Abendblatt: Wie kam Nelson Mandela ins Spiel?
Krämer: Zunächst habe ich seiner Stiftung einen Brief geschrieben und den Wunsch geäußert, ein weiteres Schiff auf den Namen "Nelson Mandela" zu taufen. Ich bot der Stiftung für die Namensrechte eine Million Dollar. Auf dieses Schreiben erhielt ich keine Antwort. In einem weiteren Brief präsentierte ich die Idee, gemeinsam mit Unicef Schulen im südlichen Afrika zu bauen. Drei Wochen später reagierte die Nelson-Mandela-Stiftung. Bildung ist eine Herzensangelegenheit von Nelson Mandela. Man bat mich, die Nelson Mandela Foundation mit Unicef International zusammenzubringen. So ist die Kampagne "Schulen für Afrika" im November 2004 entstanden. Seitdem konnten wir die Lernbedingungen von 3,5 Millionen Kindern verbessern. Dies ist ein großartiger Erfolg.

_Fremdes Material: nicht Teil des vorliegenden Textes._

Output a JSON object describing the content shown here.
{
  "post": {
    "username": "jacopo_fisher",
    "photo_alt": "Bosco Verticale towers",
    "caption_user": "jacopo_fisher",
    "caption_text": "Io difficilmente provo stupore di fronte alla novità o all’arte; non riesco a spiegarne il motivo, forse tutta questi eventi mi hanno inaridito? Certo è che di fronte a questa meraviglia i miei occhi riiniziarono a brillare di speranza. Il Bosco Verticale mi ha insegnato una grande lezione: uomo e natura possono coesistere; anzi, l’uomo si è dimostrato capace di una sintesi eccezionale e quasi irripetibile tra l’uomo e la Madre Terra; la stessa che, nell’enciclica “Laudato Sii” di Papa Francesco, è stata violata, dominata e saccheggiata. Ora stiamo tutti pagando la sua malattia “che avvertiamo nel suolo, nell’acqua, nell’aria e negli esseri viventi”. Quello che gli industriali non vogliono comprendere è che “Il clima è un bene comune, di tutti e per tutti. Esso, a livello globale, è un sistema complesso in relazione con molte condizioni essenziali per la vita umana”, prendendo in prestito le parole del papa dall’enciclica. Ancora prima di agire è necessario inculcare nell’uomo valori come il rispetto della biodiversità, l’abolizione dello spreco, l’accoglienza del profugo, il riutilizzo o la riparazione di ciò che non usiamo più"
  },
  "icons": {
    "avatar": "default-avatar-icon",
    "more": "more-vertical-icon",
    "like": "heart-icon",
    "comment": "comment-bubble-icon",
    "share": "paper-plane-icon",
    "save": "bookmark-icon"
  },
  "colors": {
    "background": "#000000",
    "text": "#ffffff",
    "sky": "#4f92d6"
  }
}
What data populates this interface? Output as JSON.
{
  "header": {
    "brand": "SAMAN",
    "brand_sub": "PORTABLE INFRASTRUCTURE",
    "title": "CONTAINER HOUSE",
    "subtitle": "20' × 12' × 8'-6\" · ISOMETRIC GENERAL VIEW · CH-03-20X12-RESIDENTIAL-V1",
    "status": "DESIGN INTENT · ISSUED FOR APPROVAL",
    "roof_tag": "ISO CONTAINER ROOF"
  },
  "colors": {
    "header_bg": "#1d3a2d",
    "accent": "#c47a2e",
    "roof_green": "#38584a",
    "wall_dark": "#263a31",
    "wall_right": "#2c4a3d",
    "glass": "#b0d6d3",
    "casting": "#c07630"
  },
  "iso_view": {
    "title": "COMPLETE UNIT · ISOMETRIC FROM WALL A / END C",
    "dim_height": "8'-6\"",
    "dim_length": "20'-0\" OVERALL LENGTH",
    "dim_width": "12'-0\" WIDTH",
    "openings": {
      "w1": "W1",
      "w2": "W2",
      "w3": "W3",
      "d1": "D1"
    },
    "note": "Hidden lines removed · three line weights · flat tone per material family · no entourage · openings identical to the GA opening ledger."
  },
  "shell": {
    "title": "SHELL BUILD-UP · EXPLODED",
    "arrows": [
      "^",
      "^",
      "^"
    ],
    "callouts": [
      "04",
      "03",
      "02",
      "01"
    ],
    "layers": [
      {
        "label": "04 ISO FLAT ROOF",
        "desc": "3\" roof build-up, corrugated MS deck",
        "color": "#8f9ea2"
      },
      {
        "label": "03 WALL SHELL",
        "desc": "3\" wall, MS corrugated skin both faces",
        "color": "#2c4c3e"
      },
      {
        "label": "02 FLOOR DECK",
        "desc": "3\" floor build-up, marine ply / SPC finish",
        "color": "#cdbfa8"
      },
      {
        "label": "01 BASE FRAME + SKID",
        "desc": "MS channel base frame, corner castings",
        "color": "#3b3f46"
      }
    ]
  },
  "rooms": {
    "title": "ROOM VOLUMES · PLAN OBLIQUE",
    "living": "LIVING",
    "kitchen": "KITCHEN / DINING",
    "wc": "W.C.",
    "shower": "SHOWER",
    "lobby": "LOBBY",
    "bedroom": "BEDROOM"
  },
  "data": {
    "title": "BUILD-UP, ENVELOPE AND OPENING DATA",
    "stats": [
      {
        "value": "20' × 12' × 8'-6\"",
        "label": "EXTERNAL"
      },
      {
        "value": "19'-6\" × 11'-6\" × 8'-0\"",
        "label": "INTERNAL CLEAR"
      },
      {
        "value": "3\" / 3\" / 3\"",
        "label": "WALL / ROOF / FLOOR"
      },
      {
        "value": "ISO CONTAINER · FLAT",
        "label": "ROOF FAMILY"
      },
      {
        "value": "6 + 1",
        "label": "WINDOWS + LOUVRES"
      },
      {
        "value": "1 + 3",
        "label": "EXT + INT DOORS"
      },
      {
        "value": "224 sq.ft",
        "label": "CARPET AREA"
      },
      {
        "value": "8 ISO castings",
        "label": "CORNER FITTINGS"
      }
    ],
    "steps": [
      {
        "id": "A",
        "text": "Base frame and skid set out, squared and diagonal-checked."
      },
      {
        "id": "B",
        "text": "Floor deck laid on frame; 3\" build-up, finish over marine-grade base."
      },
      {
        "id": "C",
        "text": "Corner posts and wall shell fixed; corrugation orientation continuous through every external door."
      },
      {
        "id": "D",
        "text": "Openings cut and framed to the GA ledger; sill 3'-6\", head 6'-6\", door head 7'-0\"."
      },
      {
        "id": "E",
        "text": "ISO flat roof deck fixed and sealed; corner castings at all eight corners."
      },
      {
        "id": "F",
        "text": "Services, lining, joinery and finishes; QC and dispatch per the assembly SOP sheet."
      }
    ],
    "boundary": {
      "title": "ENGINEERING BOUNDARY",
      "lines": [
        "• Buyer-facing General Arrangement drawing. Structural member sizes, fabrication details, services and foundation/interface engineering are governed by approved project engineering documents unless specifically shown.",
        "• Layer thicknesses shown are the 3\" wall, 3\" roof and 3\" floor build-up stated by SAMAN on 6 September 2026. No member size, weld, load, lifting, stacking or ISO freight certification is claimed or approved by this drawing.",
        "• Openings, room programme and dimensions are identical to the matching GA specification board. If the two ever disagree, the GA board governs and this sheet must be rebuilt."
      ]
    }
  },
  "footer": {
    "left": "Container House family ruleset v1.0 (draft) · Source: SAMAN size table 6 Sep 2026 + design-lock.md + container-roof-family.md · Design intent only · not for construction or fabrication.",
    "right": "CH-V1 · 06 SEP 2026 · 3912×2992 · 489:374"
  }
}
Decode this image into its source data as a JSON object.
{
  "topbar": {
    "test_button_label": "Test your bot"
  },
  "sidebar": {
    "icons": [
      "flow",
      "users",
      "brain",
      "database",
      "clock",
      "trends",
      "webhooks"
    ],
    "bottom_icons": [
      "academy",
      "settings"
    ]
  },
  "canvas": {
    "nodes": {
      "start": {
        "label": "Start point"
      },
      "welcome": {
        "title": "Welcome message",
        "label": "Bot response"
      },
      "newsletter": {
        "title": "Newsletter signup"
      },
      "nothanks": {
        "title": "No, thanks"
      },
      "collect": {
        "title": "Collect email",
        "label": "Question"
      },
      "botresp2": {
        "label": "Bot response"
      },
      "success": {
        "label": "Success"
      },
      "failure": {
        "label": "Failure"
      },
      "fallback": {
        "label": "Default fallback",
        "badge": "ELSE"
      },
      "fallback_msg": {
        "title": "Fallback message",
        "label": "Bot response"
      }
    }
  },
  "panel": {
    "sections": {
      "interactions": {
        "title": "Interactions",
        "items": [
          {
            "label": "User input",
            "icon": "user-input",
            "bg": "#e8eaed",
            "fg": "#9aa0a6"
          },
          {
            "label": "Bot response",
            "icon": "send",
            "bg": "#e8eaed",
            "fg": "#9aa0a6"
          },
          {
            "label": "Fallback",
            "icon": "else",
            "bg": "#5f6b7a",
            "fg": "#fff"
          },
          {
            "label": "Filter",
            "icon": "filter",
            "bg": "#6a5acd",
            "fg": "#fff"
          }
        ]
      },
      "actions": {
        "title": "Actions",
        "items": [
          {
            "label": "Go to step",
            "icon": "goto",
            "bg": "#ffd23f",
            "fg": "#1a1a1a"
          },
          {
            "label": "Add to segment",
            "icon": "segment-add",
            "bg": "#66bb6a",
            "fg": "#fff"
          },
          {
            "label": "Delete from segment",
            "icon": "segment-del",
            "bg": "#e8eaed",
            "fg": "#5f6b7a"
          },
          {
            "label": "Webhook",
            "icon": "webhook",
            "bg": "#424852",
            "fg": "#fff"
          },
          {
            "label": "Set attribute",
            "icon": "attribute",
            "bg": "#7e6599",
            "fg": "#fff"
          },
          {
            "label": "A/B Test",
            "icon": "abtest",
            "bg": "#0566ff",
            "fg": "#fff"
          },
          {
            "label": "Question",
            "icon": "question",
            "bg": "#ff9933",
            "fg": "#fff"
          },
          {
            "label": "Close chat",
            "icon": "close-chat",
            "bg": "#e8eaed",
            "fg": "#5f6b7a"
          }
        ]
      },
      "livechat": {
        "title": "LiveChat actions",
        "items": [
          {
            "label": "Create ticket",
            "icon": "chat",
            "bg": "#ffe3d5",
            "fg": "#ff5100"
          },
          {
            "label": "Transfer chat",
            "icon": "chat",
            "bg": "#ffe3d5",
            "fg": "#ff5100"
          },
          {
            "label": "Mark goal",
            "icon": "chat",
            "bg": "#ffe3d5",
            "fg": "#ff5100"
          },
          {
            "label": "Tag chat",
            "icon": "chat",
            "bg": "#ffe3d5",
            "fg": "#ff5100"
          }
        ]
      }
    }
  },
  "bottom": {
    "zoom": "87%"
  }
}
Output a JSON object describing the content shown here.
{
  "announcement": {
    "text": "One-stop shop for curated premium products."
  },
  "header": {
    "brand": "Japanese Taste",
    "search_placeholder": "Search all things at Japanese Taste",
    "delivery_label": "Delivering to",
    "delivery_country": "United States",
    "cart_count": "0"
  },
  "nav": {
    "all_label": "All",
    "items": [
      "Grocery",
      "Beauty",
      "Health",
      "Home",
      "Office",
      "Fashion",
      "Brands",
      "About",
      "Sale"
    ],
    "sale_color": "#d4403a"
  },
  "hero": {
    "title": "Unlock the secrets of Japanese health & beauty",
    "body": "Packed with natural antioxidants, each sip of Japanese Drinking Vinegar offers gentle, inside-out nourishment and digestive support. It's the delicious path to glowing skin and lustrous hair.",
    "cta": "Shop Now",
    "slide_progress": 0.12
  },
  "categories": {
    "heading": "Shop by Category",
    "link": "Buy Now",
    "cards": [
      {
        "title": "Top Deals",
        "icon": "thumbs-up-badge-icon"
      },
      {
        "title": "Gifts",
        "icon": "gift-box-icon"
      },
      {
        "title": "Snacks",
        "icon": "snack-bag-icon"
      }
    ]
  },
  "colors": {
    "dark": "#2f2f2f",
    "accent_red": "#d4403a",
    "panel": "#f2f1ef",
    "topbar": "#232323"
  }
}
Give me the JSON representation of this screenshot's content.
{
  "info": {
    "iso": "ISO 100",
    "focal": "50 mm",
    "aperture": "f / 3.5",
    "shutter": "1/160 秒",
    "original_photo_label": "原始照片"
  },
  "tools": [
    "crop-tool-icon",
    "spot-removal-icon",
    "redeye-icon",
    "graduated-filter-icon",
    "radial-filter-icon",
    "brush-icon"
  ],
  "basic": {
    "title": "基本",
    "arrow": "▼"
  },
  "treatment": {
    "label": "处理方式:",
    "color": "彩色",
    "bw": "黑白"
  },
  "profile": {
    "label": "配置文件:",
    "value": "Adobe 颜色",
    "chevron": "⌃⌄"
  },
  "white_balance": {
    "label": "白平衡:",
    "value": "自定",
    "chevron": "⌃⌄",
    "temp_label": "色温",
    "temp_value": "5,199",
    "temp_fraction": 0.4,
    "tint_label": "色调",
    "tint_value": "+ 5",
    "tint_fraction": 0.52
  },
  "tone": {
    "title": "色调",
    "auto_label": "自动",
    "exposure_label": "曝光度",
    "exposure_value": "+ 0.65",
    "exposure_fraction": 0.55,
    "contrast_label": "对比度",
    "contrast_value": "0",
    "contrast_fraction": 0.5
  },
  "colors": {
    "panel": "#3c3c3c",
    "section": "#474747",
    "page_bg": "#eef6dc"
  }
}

Abendblatt: Sind Sie zuvor in Afrika gewesen?
Krämer: Ich war nur einmal nach dem Abitur auf Fotosafari in Ostafrika. Ich wusste relativ viel über Nelson Mandela, jedoch sehr wenig über die Lebensbedingungen im südlichen Afrika. Inzwischen war ich in vier Ländern im südlichen Afrika und habe mir über 20 Schulen angeschaut, die mit unserer Hilfe gebaut wurden. Dort haben die Kinder einen unbändigen Bildungshunger. Es ist beeindruckend, dass Sechsjährige gern fünf Kilometer oder mehr Fußweg zurücklegen, um zur Schule gehen zu dürfen. Die Lernergebnisse dort in Afrika sind genauso beeindruckend. Trotz der schlechten Lernbedingungen - oftmals winzige Klassenräume, ohne Tische und Stühle, ohne Lehrmaterialien - sind die Schüler im Regelfall so gut wie hier bei uns.
Abendblatt: Hat das Engagement Ihr Leben verändert?
Krämer: Ja. Als ich jung war, hatte ich wie viele junge Menschen den Traum, etwas ganz Großes zu schaffen. Je älter ich werde, desto mehr beschäftige ich mich mit meiner Endlichkeit. Man stellt sich dann die Frage: Will ich nur ein Nischenleben mit Familie, Freunden und Job leben, oder will ich mehr erreichen und mich engagieren? Da wir uns nicht multiplizieren können, müssen wir Multiplikator sein, müssen wir andere überzeugen. Den Erfolg von "Schulen für Afrika" messe ich nicht an den acht Millionen Dollar, die ich gegeben habe, sondern daran, dass inzwischen 26 Länder an dem Fundraising teilnehmen und mehr als 700 Schulen gebaut beziehungsweise wieder hergestellt worden sind. Hier ist aus einer bloßen Idee, geboren in einem Hamburger Restaurant, etwas Großes entstanden.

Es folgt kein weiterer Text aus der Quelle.